Comment se perdre pour se trouver ? En ne prenant pas de carte pour se confronter au terrain. Affronter la sauvagerie dehors et dedans, la jeunesse bouillonnante de Perceval, encore Perceval en corps (Oui, je sais : obsessionnel comme la question posée quand passe le plat vide : le Graal, quoi ? Qui ? Où ?) Là-bas, dans le Nord, l'Alaska, en l'occurence, que Chris ("Chris" ! "Jesus is just all right, oh yeah !" On peut réentendre Roger Mac Guinn, ici) rejoint comme on se rejoint soi-même enfin. En fin, plutôt, doit-on dire, quand on se demande à quelle mort on a droit quand on est fou d'énergie vitale. Mort de faim, mort de solitude, mort d'amour fou pour un monde que l'on aurait voulu innocent, naïf, plutôt, comme un "native".

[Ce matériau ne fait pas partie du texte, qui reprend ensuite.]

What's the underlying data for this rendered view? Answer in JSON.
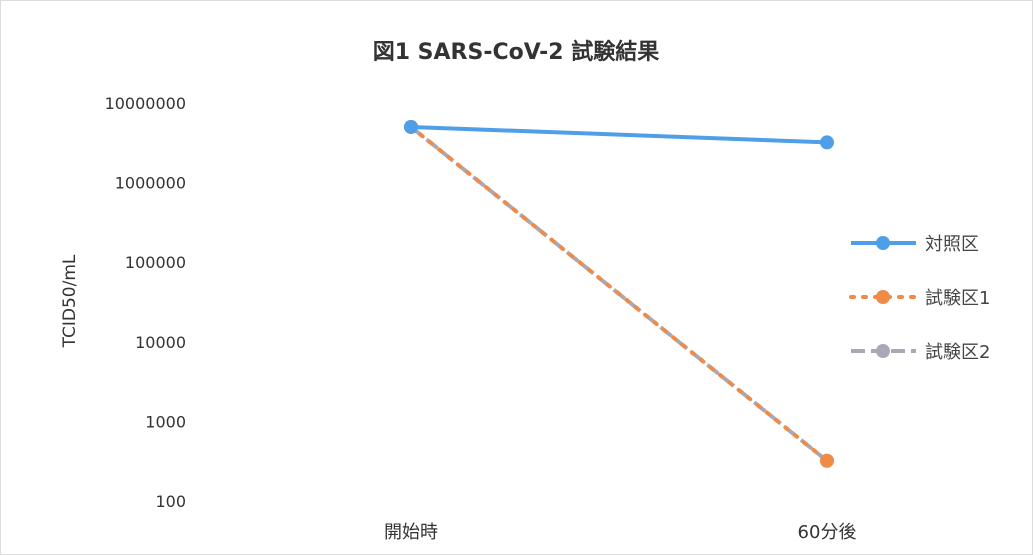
{
  "chart_data": {
    "type": "line",
    "title": "図1  SARS-CoV-2  試験結果",
    "xlabel": "",
    "ylabel": "TCID50/mL",
    "y_scale": "log",
    "ylim": [
      100,
      10000000
    ],
    "y_ticks": [
      "10000000",
      "1000000",
      "100000",
      "10000",
      "1000",
      "100"
    ],
    "categories": [
      "開始時",
      "60分後"
    ],
    "series": [
      {
        "name": "対照区",
        "values": [
          5000000,
          3200000
        ],
        "color": "#4f9fe8",
        "style": "solid"
      },
      {
        "name": "試験区1",
        "values": [
          5000000,
          320
        ],
        "color": "#f08a47",
        "style": "dotted"
      },
      {
        "name": "試験区2",
        "values": [
          5000000,
          320
        ],
        "color": "#a9a9b5",
        "style": "dashed"
      }
    ],
    "legend_position": "right",
    "grid": false
  }
}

Into the wild, roman plat, vide, comme un graal, s'emplit peu à peu de cette présence incandescente : un jeune homme -américain blanc, cela a son importance- quitte son père installé (comme pouvait l'être le père de François, à Assise) en Virginie, trois voitures, une grande maison, des études assurées à Harvard. Il quitte, Chris, il est libre, il part sans se retourner, straight ahead. Il se cherche, mais sa religion, à lui, est quelque part du côté de Tolstoï, Thoreau, Walt Whitman, quelque chose de "Leaves of grass".
Peu à peu, pas à pas, l'un après l'autre ("jusqu'au dernier"), aprés le passage de la rivière qui le séparera définitivement du monde (la Sushana ? Sushina ? Je vous l'ai dit : Chris n'a aucune carte de ce "wide wild") il trouvera ce qu'il est -"sans doute", mais il y en a un, une question, toujours la même : et si c'était vrai ? Et si c'était faux ? Roman ou reportage ? Littérature ou journalisme ? En tout cas, le journal de Chris Mac Candless est mince, noté sur des pages arrachées à Tolstoï (on n'est pas si loin du détroit de Bering, après tout, l'immense Russie, là-bas, l'Amérique de l'Est) : dans la sauvagerie de la forêt - il ne s'agit pas du petit bois de Saint-Amand, mais de wildness, wide wild, encore une fois - les mots n'ont plus cours, dans cette sauvagerie choisie par un rêve (à 10 kms d'un point de civilisation, quand même : une cabane de refuge pour la police montée, mais on ne le sait pas, on ne veut pas le savoir, on vit sa vie, sans carte, sans boussole, avec très peu de cartouches. Et pourtant les ours, là-bas, ne sont pas une plaisanterie : le grizzly est un monstre réel.)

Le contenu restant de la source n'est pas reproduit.